Lloyd treats the situation as myopic as possible and this works well when Thatcher is alone with her memories. Indeed, it is a leader’s own view of their career in retrospect so, from that angle, the film is brilliant. Yet, a more realistic feeling would be one of lingering resentment, a sentiment The Iron Lady refuses to delve into as a means of examining Thatcher as the biopic spans a mere three days in her life.

While many critics and aides to Thatcher have rubbished the film’s writing and narrowed scope—citing egoism--one crucial disadvantage that clearly hobbles it is that Baroness Thatcher is still very much alive. Like Helen Mirren’s portrayal of Queen Elizabeth II a few years ago, we’re in ‘wing it’ territory and The Iron Lady thus has its fair share of hit and miss moments. Streep, of course, is flawless and the long wait for the inevitable third Oscar clearly is over. The opening seven minutes alone feature a stunning range from the actress. Streep never lets up nor goes overboard with the role. There are two sheer genius moments: the first when the dementia is hinted at and she covers by blaming her inner circle in the Cabinet, using faulty grammar as a ruse. The other is that split second change from frown to smile after her resignation, with the media impatiently awaiting her outside 10 Downing Street.

What Streep and script can’t adequately show us is Thatcher’s hunger years or even those tentative ones where she sat in the backbench of Parliament. Her tenure as Education minister is vacant while her surly determination and power-broking deals before the 1979 election are pared down to a minimum. When the film hits these cues, it feels rushed, as if fleeing from unnecessary moments of a life well beyond that era. Case in point, at her maiden speech as Prime Minister loud jeers could be clearly heard at intervals. The film retraces this through her perspective with all cheers and happiness.

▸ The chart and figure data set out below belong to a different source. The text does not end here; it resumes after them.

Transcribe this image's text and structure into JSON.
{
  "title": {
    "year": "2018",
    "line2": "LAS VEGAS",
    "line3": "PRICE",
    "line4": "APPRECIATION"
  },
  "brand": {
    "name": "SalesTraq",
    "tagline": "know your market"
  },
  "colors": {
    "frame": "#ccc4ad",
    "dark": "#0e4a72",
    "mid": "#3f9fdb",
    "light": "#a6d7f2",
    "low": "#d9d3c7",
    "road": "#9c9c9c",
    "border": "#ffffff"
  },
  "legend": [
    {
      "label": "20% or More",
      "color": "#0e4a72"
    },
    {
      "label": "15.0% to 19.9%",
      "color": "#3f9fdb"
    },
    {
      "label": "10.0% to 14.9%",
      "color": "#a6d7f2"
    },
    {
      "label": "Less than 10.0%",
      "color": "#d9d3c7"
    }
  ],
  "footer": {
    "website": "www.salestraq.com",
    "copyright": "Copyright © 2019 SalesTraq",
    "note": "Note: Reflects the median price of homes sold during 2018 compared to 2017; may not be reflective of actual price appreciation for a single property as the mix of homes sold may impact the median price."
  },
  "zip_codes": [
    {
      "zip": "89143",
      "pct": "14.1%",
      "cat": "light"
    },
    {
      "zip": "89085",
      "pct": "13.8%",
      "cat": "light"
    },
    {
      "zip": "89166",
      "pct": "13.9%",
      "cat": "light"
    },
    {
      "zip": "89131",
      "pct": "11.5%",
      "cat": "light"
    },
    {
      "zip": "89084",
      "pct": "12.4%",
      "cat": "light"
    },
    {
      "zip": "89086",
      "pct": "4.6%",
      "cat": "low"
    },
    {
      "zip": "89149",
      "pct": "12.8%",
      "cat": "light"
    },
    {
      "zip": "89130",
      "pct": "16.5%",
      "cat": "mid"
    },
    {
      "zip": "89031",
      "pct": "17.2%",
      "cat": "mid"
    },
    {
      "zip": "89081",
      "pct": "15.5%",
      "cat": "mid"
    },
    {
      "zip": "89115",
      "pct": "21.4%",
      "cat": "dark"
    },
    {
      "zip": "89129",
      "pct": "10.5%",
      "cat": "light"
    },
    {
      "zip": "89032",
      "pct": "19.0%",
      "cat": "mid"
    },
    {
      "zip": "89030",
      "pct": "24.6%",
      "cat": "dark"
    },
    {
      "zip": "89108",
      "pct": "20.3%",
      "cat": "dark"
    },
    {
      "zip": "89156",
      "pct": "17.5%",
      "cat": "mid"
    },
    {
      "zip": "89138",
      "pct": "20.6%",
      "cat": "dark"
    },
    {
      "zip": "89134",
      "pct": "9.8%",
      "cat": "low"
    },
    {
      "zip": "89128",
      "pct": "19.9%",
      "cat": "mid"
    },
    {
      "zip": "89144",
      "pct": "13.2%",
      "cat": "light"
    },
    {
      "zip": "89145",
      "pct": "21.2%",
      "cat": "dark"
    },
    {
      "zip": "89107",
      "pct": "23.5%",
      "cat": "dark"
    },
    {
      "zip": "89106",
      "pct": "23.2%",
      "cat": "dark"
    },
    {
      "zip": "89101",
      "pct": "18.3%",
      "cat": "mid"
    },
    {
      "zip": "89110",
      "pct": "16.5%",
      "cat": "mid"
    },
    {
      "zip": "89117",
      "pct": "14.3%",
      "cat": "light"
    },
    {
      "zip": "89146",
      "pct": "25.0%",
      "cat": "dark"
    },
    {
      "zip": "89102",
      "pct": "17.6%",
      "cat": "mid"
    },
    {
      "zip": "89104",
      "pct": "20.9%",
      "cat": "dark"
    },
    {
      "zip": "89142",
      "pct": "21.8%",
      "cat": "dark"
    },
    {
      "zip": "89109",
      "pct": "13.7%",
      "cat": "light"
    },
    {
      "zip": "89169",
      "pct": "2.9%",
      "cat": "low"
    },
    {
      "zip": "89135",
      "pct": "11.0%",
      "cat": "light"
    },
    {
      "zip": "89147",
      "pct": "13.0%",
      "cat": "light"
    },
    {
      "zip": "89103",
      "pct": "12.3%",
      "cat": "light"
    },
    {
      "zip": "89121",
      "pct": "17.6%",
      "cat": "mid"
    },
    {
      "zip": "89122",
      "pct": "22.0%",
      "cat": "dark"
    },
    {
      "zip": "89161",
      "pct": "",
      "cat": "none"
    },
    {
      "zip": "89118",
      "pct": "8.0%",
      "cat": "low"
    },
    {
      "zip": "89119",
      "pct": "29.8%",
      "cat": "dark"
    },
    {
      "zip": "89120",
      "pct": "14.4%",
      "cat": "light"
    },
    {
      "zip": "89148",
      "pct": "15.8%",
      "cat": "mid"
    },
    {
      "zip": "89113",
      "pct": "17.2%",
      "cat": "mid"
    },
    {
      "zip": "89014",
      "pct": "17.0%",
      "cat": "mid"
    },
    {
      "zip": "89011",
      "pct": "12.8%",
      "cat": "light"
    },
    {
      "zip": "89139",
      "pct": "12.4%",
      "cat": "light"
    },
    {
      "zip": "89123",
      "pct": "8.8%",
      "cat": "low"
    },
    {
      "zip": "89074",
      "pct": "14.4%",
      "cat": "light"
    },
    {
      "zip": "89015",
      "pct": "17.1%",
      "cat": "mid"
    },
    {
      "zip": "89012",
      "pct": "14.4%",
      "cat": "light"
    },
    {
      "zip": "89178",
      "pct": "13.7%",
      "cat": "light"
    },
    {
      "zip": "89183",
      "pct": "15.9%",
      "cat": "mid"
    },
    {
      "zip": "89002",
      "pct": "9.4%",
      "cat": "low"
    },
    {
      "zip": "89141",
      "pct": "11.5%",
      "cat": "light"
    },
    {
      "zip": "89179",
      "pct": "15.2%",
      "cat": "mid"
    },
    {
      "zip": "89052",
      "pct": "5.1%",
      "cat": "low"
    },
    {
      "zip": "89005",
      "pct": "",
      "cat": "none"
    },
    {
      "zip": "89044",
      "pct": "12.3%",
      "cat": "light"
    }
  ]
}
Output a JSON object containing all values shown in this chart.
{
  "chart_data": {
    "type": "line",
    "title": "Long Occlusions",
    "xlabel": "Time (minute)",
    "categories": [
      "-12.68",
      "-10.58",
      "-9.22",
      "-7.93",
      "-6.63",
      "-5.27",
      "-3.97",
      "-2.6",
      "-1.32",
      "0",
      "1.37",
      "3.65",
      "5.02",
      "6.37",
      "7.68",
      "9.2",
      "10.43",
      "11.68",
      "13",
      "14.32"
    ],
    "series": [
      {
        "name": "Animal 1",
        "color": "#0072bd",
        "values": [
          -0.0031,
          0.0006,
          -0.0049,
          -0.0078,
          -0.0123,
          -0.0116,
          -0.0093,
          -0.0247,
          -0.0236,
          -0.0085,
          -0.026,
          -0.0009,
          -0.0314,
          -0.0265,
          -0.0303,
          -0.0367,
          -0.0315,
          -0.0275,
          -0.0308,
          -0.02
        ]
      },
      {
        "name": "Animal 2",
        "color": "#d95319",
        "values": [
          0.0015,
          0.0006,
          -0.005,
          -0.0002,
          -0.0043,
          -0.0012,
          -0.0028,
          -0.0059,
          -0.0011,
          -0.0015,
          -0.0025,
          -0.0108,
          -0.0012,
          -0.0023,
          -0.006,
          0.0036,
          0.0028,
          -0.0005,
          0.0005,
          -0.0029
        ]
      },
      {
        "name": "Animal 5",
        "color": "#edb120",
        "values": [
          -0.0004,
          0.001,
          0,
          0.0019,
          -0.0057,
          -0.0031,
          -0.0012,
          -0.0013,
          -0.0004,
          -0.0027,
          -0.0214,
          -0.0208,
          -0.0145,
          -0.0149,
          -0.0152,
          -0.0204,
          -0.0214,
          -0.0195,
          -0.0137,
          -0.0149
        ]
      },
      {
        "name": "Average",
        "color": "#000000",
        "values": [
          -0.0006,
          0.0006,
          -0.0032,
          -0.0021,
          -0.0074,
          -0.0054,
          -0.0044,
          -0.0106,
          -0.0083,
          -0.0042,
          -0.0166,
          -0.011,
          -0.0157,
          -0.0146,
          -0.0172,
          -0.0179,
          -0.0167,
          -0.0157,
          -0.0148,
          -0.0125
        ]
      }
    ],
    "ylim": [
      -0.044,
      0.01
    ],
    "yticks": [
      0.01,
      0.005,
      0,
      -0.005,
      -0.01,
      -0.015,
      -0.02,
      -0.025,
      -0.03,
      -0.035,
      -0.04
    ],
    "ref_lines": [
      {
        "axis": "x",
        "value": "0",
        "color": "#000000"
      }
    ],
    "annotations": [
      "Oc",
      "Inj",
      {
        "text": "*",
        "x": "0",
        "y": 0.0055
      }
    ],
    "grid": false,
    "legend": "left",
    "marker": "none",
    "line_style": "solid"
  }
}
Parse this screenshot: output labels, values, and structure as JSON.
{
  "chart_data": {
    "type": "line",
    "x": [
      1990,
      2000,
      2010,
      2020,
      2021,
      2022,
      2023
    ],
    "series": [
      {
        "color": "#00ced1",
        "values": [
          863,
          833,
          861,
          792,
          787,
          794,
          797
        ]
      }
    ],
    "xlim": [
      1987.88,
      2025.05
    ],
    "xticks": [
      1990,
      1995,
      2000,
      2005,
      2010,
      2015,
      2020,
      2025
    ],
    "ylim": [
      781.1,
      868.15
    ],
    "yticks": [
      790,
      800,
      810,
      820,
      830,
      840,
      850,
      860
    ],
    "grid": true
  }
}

Within these moments of rawness and inaccuracy lie limitations that will frustrate anyone unfamiliar with Thatcher and why even now she is reviled by so many Brits. Lloyd’s film is quasi-reverential, as if daring not to ruffle too many Thatcher sympathizers or to simply embellish the effect of her dire social policies. This perhaps deals less with Lloyd’s own direction but more with the ambiguity with which female leadership is treated globally. Thatcher remains Britain’s only female prime minister even though they’d had a woman head of state for more than half a century. The Iron Lady, astonishingly, never gives credence to the sentiment that made Thatcher the leader possible at any point other than her will not to ‘die washing tea-cups’. The tea-cup point made early on thus hangs over the biopic right throughout, as if some phantom conscience of a promise either kept or broken. We see so much of the aging decline of this remarkable woman yet are shielded from her own personal craftiness and gifts as a politician. To serve as the country’s longest post-war prime minister, one imagines she must have had wiles to survive so long. Her henchmen like Airey Neville are purged here of deviousness. What shines through instead is the brilliance of yet another Streep tour-de-force and an able supporting cast.

It’s a frustrating template but the same circumstances heralded the rise of others like Julia Gillard and Kamla Persad-Bissessar, both loved and detested in equal measure. Both served as junior ministers in popular Cabinets before usurping leaders who underestimated them. Like Thatcher, we’re no closer to really knowing these women on the idealistic level that got them to where they are today. And no film adaptation of their lives will truly reveal much insight either other than what we already know—so precise is the effect of all their mythologies--these women just simply are.